The first step is to use a scan tool to find out what codes are stored in the system. Those will then give a map as to where to look next. If the fault is in the engine systems you may be able to repair it yourself. If it is in the hybrid side of the vehicle it's likely not a DIY repair due to the high voltage dangers in those systems. They can be lethal if the wrong parts are touched.
Depending on where you live there are some parts stores that will scan a car for free, otherwise you will need a good scan tool as most of the simple code readers don't show codes in the hybrid side of the system due to the liability.
As for if it's safe to drive, that is hard to say without knowing what the codes are, it's likely an issue in the electrical charging system as the order you say the lights came on sounds like a failure of a part on the conventional engine finally caused a fault in the hybrid side and that is usually something to do with charging or controlling the batteries.
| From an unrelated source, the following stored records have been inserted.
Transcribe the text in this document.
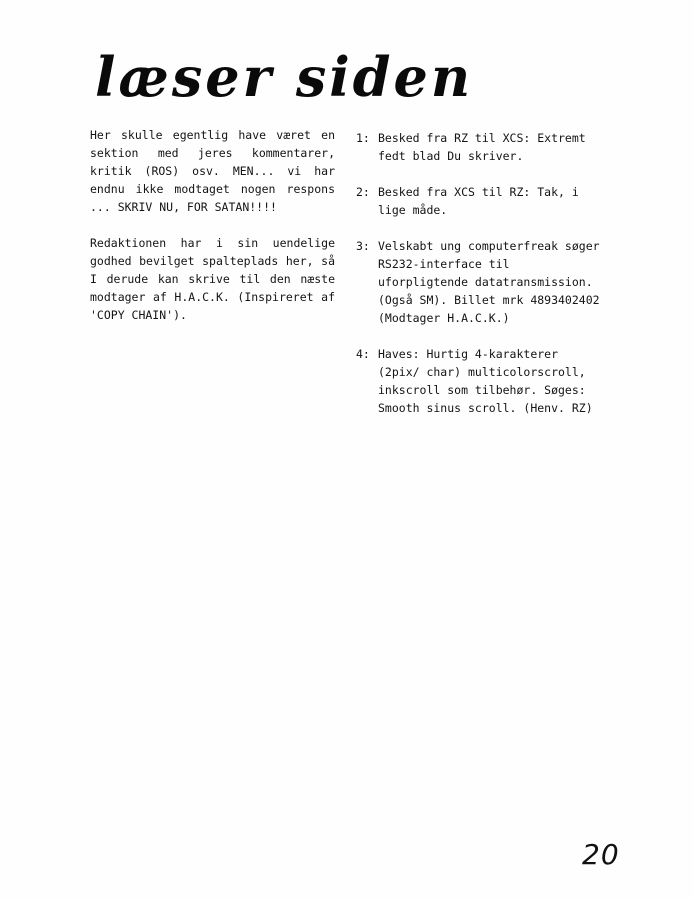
læser siden

Her skulle egentlig have været en sektion med jeres kommentarer, kritik (ROS) osv. MEN... vi har endnu ikke modtaget nogen respons ... SKRIV NU, FOR SATAN!!!!

Redaktionen har i sin uendelige godhed bevilget spalteplads her, så I derude kan skrive til den næste modtager af H.A.C.K. (Inspireret af 'COPY CHAIN').

1: Besked fra RZ til XCS: Extremt fedt blad Du skriver.
2: Besked fra XCS til RZ: Tak, i lige måde.
3: Velskabt ung computerfreak søger RS232-interface til uforpligtende datatransmission. (Også SM). Billet mrk 4893402402 (Modtager H.A.C.K.)
4: Haves: Hurtig 4-karakterer (2pix/ char) multicolorscroll, inkscroll som tilbehør. Søges: Smooth sinus scroll. (Henv. RZ)
20
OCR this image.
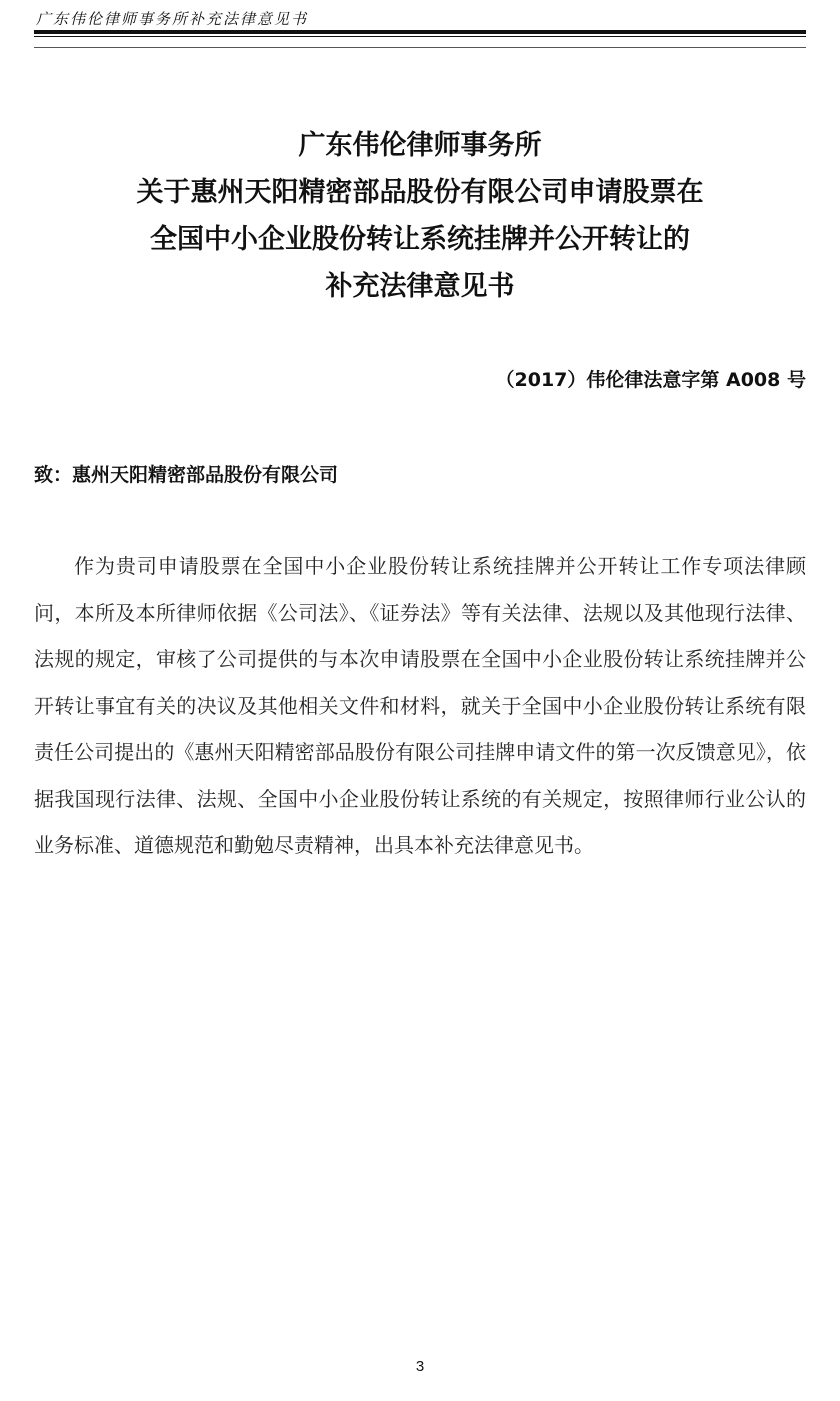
广东伟伦律师事务所补充法律意见书
广东伟伦律师事务所
关于惠州天阳精密部品股份有限公司申请股票在
全国中小企业股份转让系统挂牌并公开转让的
补充法律意见书
（2017）伟伦律法意字第 A008 号
致：惠州天阳精密部品股份有限公司

作为贵司申请股票在全国中小企业股份转让系统挂牌并公开转让工作专项法律顾问，本所及本所律师依据《公司法》、《证券法》等有关法律、法规以及其他现行法律、法规的规定，审核了公司提供的与本次申请股票在全国中小企业股份转让系统挂牌并公开转让事宜有关的决议及其他相关文件和材料，就关于全国中小企业股份转让系统有限责任公司提出的《惠州天阳精密部品股份有限公司挂牌申请文件的第一次反馈意见》，依据我国现行法律、法规、全国中小企业股份转让系统的有关规定，按照律师行业公认的业务标准、道德规范和勤勉尽责精神，出具本补充法律意见书。

3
If the check engine light isn't flashing and it seems to run okay, try this:
Start it and aim the headlights at a wall or have someone stand in front, then turn on the lights, the heater blower to full, any other electrical items and see if the lights dim a lot. If they do it's probably in the engines charging system. If that is the case then I wouldn't drive it because the battery only has enough power to run the engine for a very limited time and it could shut down without warning.
Either way the scan is the first item to be done. That will point the way. Just don't treat the codes as pointing at a specific part, most codes don't do that, they will point at an area the computer is getting the wrong data from.